Abstract Pt nanoparticles (NPs) on a carbon support (Pt/C) are deposited by a simple fluidized bed reactor atomic layer deposition (FBR‐ALD) technique. The growth characteristics of the Pt NPs are investigated as a function of ALD cycles from 5 to 30 cycles. The excellent characteristics of FBR‐ALD offer highly dispersed and dense Pt particles with a size of ≈1 nm at low ALD cycles (5 cycles). However, as the number of ALD cycles increases above 5, the NPs increase in size and agglomerate due to preferential growth of incoming Pt NPs on previously deposited Pt surfaces. An electrochemical study shows that low ALD cycles (5 cycles) for the Pt/C catalyst result in a high electrochemical active surface area (ECSA) (114.67 m 2 g −1 ).
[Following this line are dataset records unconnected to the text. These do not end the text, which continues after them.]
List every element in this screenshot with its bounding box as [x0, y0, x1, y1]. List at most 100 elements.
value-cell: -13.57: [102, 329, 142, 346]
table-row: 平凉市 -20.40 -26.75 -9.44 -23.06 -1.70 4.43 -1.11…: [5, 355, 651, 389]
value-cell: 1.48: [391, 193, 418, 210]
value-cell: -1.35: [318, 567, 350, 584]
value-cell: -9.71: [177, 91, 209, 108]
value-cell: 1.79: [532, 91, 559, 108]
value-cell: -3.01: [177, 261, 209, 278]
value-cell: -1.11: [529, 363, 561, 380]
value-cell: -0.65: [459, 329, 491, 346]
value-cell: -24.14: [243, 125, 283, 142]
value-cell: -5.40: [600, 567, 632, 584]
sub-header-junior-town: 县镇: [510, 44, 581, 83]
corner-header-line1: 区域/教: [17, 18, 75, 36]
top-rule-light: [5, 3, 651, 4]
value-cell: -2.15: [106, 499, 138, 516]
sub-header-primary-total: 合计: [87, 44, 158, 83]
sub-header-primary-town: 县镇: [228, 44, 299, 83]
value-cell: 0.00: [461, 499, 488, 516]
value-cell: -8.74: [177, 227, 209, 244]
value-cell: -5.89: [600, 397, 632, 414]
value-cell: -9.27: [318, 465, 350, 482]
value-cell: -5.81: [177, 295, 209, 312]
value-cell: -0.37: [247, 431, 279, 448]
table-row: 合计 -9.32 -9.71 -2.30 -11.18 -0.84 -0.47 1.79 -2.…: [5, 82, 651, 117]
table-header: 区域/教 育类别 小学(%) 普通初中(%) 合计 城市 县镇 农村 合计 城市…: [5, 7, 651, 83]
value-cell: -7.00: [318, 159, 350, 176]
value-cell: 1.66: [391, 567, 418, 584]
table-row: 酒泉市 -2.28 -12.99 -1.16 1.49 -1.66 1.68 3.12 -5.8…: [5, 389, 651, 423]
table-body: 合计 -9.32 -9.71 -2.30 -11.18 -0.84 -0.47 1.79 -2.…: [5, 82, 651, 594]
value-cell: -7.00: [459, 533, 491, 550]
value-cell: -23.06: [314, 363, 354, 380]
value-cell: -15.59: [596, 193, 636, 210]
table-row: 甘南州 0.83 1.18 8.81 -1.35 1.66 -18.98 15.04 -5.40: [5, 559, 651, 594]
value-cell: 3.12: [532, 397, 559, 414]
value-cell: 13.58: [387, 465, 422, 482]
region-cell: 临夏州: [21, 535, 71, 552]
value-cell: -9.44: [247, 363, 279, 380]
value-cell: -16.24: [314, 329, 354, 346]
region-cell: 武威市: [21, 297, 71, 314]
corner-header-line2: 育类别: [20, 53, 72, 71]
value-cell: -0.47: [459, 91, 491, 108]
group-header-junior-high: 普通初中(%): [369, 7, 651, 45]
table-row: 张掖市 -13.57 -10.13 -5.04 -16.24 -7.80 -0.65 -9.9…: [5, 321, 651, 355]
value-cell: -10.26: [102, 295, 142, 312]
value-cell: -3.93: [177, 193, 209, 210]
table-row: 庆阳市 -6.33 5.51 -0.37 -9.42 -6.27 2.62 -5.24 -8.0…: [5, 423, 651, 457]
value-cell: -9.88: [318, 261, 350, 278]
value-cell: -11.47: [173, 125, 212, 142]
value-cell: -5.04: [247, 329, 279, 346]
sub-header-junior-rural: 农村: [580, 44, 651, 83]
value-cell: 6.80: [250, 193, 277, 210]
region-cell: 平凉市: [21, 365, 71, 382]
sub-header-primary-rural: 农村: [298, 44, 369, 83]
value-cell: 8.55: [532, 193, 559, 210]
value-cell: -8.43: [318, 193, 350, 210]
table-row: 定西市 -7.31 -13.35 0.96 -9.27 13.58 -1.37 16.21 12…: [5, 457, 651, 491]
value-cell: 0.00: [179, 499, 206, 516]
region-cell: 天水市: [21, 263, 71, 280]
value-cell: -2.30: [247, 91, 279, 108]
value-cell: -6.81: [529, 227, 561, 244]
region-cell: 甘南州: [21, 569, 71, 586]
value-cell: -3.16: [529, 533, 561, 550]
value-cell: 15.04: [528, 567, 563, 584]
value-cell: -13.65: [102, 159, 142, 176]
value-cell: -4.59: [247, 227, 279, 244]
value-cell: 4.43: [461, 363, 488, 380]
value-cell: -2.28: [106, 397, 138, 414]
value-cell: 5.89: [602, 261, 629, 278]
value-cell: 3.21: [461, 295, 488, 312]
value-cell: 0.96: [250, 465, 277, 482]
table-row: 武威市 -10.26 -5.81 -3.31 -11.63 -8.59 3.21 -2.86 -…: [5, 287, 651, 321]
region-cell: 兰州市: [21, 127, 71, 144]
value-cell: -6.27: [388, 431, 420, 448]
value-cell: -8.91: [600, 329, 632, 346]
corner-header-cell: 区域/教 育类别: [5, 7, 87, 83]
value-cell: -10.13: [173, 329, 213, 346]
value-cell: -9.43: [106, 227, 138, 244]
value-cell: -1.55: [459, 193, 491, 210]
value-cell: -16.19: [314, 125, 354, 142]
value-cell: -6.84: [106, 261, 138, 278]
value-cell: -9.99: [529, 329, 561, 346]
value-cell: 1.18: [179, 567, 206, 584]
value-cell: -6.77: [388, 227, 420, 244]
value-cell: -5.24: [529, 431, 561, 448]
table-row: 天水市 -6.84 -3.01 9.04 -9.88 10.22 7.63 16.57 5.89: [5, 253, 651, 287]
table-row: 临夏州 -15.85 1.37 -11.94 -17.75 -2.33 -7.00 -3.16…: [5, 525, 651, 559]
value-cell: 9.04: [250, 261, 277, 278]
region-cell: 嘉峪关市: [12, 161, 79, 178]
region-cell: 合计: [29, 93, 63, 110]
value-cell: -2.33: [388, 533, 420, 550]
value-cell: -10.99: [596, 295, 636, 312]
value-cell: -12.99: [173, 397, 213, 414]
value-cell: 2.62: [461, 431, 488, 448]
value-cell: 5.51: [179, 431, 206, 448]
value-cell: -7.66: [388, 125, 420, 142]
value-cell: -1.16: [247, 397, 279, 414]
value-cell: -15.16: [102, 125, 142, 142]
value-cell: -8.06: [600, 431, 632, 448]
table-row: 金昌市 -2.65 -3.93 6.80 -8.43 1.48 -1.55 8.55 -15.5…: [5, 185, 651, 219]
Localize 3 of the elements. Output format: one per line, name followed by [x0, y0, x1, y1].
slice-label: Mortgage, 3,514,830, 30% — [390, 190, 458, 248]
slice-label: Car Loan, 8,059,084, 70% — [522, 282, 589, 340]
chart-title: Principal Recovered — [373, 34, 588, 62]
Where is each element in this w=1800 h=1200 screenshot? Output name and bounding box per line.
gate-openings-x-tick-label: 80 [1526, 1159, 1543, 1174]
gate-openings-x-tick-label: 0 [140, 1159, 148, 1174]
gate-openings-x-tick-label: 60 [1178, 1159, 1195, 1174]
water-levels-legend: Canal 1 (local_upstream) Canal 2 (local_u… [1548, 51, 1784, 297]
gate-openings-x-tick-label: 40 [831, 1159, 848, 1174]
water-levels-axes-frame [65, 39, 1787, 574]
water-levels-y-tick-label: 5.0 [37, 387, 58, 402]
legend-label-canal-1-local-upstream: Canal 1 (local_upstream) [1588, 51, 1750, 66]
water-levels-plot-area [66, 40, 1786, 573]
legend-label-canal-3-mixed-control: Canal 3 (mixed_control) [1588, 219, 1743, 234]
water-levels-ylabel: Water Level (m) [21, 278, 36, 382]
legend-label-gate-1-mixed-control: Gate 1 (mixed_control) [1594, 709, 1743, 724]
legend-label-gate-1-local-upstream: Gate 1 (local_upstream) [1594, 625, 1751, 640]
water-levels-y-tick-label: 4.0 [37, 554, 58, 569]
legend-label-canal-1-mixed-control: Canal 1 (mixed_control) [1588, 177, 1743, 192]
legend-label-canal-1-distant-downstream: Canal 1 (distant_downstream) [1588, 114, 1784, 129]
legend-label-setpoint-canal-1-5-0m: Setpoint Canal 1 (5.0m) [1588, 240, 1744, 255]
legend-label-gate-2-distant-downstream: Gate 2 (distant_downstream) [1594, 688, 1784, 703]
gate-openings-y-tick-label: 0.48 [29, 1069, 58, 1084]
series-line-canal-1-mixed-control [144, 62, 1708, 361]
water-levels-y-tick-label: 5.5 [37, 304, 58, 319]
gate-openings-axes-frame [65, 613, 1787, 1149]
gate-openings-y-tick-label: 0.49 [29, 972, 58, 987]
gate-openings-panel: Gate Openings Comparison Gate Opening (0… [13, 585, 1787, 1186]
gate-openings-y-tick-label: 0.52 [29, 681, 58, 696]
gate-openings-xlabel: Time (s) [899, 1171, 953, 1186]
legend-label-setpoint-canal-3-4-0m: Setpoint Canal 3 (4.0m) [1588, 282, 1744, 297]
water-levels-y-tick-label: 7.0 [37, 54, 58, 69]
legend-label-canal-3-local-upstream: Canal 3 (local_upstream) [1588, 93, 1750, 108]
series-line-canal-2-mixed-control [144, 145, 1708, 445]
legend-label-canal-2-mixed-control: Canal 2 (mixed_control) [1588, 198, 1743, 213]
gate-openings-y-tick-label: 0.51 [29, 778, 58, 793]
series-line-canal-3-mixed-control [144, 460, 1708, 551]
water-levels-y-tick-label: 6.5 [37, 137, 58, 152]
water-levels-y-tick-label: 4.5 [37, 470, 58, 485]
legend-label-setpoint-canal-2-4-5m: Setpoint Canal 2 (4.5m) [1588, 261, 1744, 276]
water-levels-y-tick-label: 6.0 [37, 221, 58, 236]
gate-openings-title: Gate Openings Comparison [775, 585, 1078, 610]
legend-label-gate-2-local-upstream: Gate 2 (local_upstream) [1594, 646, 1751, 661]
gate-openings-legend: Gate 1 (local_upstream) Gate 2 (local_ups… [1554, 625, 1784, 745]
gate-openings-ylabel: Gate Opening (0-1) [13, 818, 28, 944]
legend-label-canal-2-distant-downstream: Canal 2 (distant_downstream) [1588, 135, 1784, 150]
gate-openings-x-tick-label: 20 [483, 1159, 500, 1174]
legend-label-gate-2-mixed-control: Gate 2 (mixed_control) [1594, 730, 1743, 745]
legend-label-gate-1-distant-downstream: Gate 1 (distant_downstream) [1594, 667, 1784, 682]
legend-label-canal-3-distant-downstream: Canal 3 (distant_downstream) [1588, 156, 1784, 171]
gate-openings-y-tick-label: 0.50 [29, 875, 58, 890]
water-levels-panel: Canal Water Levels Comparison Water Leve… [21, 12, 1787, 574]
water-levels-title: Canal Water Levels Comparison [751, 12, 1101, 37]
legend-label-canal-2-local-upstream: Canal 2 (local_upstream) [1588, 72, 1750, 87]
With increasing the number of cycles, ECSA is found to decrease, but still apparently higher than that of commercial Pt catalyst with the similar Pt wt% loading. Finally, ALD Pt/C catalysts with various cycles are applied to fuel cell testing for power generation. The electrode prepared with 20 ALD cycles of the Pt/C catalyst shows the best fuel cell performance (1.58 A cm −2 at 0.6 V) due to an adequate combination of activity and mass transfer characteristics of the electrode.